The binding legal principles established are: (1) The Regional Land Claims Commissioner has a constitutional duty under section 237 of the Constitution to manage and process land restitution claims diligently and without unreasonable delay; (2) Claimants in land restitution matters have constitutional rights under sections 33 and 34 to administrative action that is lawful, reasonable and procedurally fair, and to access to courts, which includes the right to obtain copies of their claim files to enable them to approach the court directly; (3) Where the state has failed for an unreasonable period (in this case nearly 20 years) to process a valid land restitution claim, the Land Claims Court has jurisdiction to grant mandatory relief compelling the state to take specific steps within specified timeframes to finalize the claim; (4) The state's failure to fulfill its constitutional obligations in land restitution matters justifies an award of costs against the state, even though costs orders are not the usual practice in this Court.
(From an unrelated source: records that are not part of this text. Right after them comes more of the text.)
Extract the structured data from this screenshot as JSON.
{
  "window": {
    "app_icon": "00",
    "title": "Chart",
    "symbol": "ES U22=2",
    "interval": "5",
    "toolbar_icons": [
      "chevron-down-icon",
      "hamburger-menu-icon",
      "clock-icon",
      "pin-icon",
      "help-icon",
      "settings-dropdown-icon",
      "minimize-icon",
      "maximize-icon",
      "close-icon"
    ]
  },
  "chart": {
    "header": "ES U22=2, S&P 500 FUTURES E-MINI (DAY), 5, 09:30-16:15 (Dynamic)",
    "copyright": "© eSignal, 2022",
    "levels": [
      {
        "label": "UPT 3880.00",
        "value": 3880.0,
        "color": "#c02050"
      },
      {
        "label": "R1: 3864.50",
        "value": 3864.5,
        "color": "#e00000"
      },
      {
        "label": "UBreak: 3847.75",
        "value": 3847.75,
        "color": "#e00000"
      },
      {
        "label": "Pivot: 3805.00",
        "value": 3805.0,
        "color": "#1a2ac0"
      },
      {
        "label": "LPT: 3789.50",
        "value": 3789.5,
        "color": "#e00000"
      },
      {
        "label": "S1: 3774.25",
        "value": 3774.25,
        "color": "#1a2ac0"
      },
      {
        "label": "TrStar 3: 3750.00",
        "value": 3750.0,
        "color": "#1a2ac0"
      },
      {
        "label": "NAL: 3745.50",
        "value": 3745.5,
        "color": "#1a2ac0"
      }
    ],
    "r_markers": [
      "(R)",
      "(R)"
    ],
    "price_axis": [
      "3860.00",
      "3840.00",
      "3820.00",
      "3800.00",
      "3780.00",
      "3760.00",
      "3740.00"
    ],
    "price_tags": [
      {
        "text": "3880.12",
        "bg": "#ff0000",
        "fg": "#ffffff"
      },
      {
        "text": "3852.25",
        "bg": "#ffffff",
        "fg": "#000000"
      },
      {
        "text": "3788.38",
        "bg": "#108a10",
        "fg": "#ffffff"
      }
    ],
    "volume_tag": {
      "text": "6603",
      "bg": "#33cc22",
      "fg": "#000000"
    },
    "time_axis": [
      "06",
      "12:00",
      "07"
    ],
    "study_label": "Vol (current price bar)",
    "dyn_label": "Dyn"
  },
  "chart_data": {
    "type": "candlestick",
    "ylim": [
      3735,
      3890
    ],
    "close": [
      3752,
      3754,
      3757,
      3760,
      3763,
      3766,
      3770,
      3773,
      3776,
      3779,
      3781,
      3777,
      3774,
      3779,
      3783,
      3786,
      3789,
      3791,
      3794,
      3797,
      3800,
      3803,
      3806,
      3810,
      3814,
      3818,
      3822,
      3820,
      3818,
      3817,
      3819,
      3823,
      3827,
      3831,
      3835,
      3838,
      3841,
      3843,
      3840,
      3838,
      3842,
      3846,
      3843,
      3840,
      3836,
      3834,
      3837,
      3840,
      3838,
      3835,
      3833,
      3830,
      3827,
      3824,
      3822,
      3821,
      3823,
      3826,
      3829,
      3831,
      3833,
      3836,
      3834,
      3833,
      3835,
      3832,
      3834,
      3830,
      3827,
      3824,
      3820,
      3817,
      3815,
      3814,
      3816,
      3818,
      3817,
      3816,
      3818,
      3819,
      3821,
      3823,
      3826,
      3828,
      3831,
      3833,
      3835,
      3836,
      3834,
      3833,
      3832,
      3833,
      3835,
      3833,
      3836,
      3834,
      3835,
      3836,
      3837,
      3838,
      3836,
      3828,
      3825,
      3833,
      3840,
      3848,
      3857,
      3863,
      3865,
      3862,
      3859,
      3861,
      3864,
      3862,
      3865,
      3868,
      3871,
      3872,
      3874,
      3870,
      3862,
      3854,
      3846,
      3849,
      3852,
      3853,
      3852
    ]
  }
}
The Court made several non-binding observations: (1) The Court cited with approval the principle from Nyathi v MEC, Department of Health, Gauteng that "in a State that has pledged itself to redeem the dignity of its citizens, it should not be the State itself that tramples on the rights of its citizens"; (2) The Court endorsed the principle from Quinella Trading that the State must "lead by example" and comply scrupulously with the law, citing Justice Brandeis's statement that "if the government becomes a law-breaker, it breeds contempt for the law"; (3) The Court observed that the argument that claims were consolidated "does not hold water" given the evidence, and stated that "if the claims were consolidated as it is argued, it was clearly wrong to do so"; (4) The Court commented that the Respondents' defense regarding Usuthu Tribal Authority was "hopeless and unjustified" given prior assurances; (5) While finding costs justified, the Court rejected punitive costs and costs de bonis propris against individual officials, finding no sufficient grounds for personal liability despite the serious administrative failures.
This case is significant in South African land restitution jurisprudence as it illustrates the Land Claims Court's willingness to exercise supervisory jurisdiction over the land claims process and hold the state accountable for unreasonable delays. The judgment emphasizes that administrative obligations in land restitution must be performed consistently with constitutional principles, including the rights of access to courts, expeditious justice, and procedurally fair administrative action. The case demonstrates the Court's intolerance for state failures lasting nearly two decades, and reinforces that the State must "lead by example" in protecting citizens' rights. It also confirms applicants' entitlement to claim files and establishes the Court's power to impose structured timelines and reporting requirements on the Commission to ensure claims are finalized. The judgment recognizes that delays in land restitution undermine the dignity of previously disadvantaged persons and frustrate constitutional objectives of redress.